Quand le sage lui montre la lune, l’idiot regarde le doigt

Proverbe chinois

Chaque fois que j’emprunte les marches qui conduisent au Passage de l’Art, j’ai le sentiment profond de participer à une descente aux enfers. Sous la cour et la salle des machines ce sous-sol du lycée technique est comme un trou, comme une cache, comme un lieu secret, comme une crypte où l’on ne peut célébrer les vivants qu’en invoquant les morts par des discours et des chants, comme un enfer où l’on cache, on le disait des bibliothèques, les ouvrages de perdition qui relèvent d’une dépense agonistique, d’une dépense improductive. En ce sens ces enfers du lycée entretiennent un rapport difficile et paradoxal avec les salles de surface. Il y a le lycée du Rempart et son double,  le Passage de l’Art c’est le double du lycée, le double qui est à la fois le même et l’autre de ce qui était, il y a peu, l’Ecole d’Art et d’Industrie de Marseille.
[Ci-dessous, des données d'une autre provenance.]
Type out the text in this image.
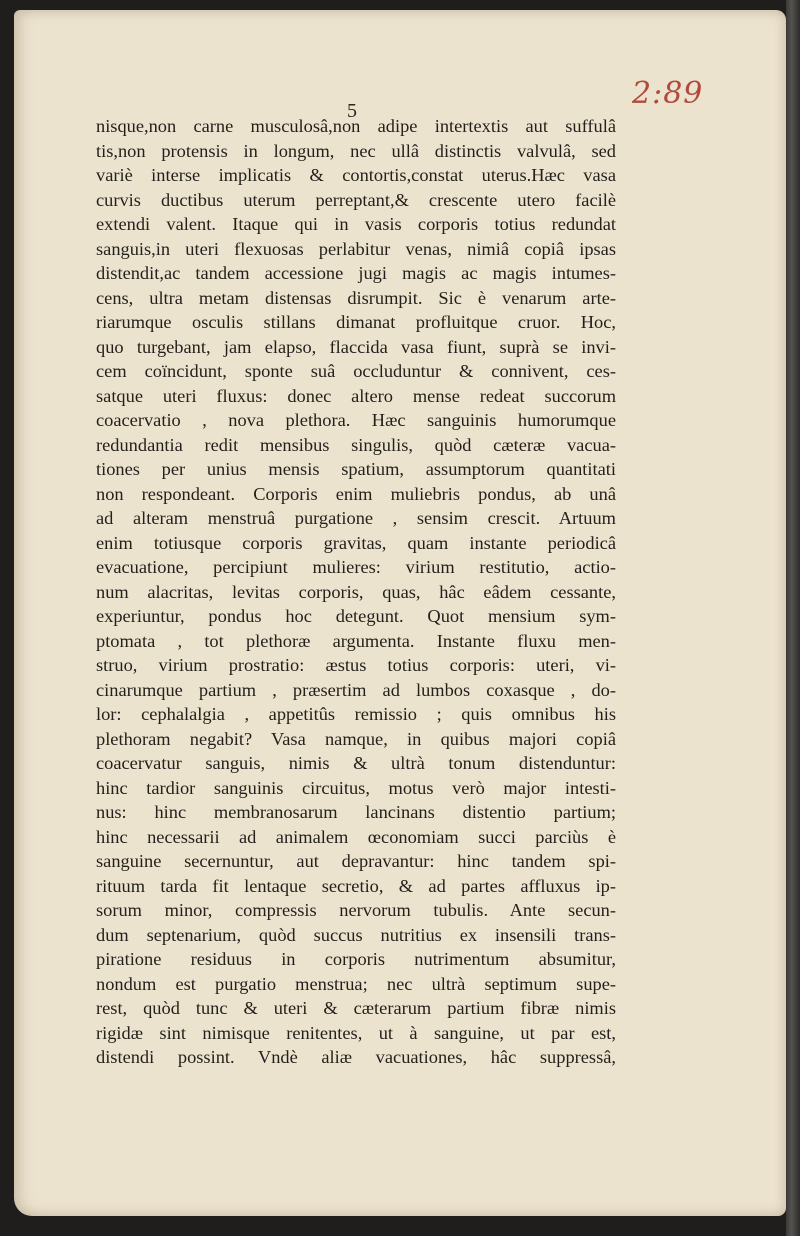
2:89
5
nisque,non carne musculosâ,non adipe intertextis aut suffulâ
tis,non protensis in longum, nec ullâ distinctis valvulâ, sed
variè interse implicatis & contortis,constat uterus.Hæc vasa
curvis ductibus uterum perreptant,& crescente utero facilè
extendi valent. Itaque qui in vasis corporis totius redundat
sanguis,in uteri flexuosas perlabitur venas, nimiâ copiâ ipsas
distendit,ac tandem accessione jugi magis ac magis intumes-
cens, ultra metam distensas disrumpit. Sic è venarum arte-
riarumque osculis stillans dimanat profluitque cruor. Hoc,
quo turgebant, jam elapso, flaccida vasa fiunt, suprà se invi-
cem coïncidunt, sponte suâ occluduntur & connivent, ces-
satque uteri fluxus: donec altero mense redeat succorum
coacervatio , nova plethora. Hæc sanguinis humorumque
redundantia redit mensibus singulis, quòd cæteræ vacua-
tiones per unius mensis spatium, assumptorum quantitati
non respondeant. Corporis enim muliebris pondus, ab unâ
ad alteram menstruâ purgatione , sensim crescit. Artuum
enim totiusque corporis gravitas, quam instante periodicâ
evacuatione, percipiunt mulieres: virium restitutio, actio-
num alacritas, levitas corporis, quas, hâc eâdem cessante,
experiuntur, pondus hoc detegunt. Quot mensium sym-
ptomata , tot plethoræ argumenta. Instante fluxu men-
struo, virium prostratio: æstus totius corporis: uteri, vi-
cinarumque partium , præsertim ad lumbos coxasque , do-
lor: cephalalgia , appetitûs remissio ; quis omnibus his
plethoram negabit? Vasa namque, in quibus majori copiâ
coacervatur sanguis, nimis & ultrà tonum distenduntur:
hinc tardior sanguinis circuitus, motus verò major intesti-
nus: hinc membranosarum lancinans distentio partium;
hinc necessarii ad animalem œconomiam succi parciùs è
sanguine secernuntur, aut depravantur: hinc tandem spi-
rituum tarda fit lentaque secretio, & ad partes affluxus ip-
sorum minor, compressis nervorum tubulis. Ante secun-
dum septenarium, quòd succus nutritius ex insensili trans-
piratione residuus in corporis nutrimentum absumitur,
nondum est purgatio menstrua; nec ultrà septimum supe-
rest, quòd tunc & uteri & cæterarum partium fibræ nimis
rigidæ sint nimisque renitentes, ut à sanguine, ut par est,
distendi possint. Vndè aliæ vacuationes, hâc suppressâ,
C’est ce qui est encore inscrit, gravé dans la pierre au fronton qui domine la lourde porte du lycée. Jamais ce rapport sous-sol/surface ne m’est apparu avec autant d’évidence qu’en ce jour du vernissage de l’exposition de Sandra Lorenzi et c’est ce qui m’a poussé à donner pour titre à mon intervention La boîte à outils. Ce titre est une façon de répondre à la fois au carton d’invitation et à l’intitulé de l’exposition Petit organon. Les clés à molette, tournevis, marteau etc. qui sortent de la trousse à outils plaquée sur les  poches serrées d’un jean, semblent répondre à l’ordre officiel, celui de la surface où officient les apprentis mécaniciens, mais en l’interrogeant, en le dotant d’un coefficient d’étrangeté.

Organon, le mot est savant, il parle grec mais il ne nous est pas étranger puisqu’organon a donné en français organe, organisation, organisme, mots qui appartiennent à un champ sémantique aussi riche que familier. Organon c’est l’instrument, c’est l’outil à partir duquel on a pensé le corps  qui a des organes, des pompes, des leviers, des roues ou des rouages comme on en trouve en une machine. Nous sommes ici en pays de connaissance puisqu’il ne s’agit de rien moins que de l’humanitas de l’homme, de celui qui n’étant pas accompli (qui, oublié des dieux n’a pas d’essence ou de nature), a dû inventer l’organon, l’outil, l’instrument, l’artifice d’un dispositif pour assurer sa survie. Il fallait le rappeler dans ce lycée technique sous la salle des machines dotées aujourd’hui de commandes digitales très sophistiquées.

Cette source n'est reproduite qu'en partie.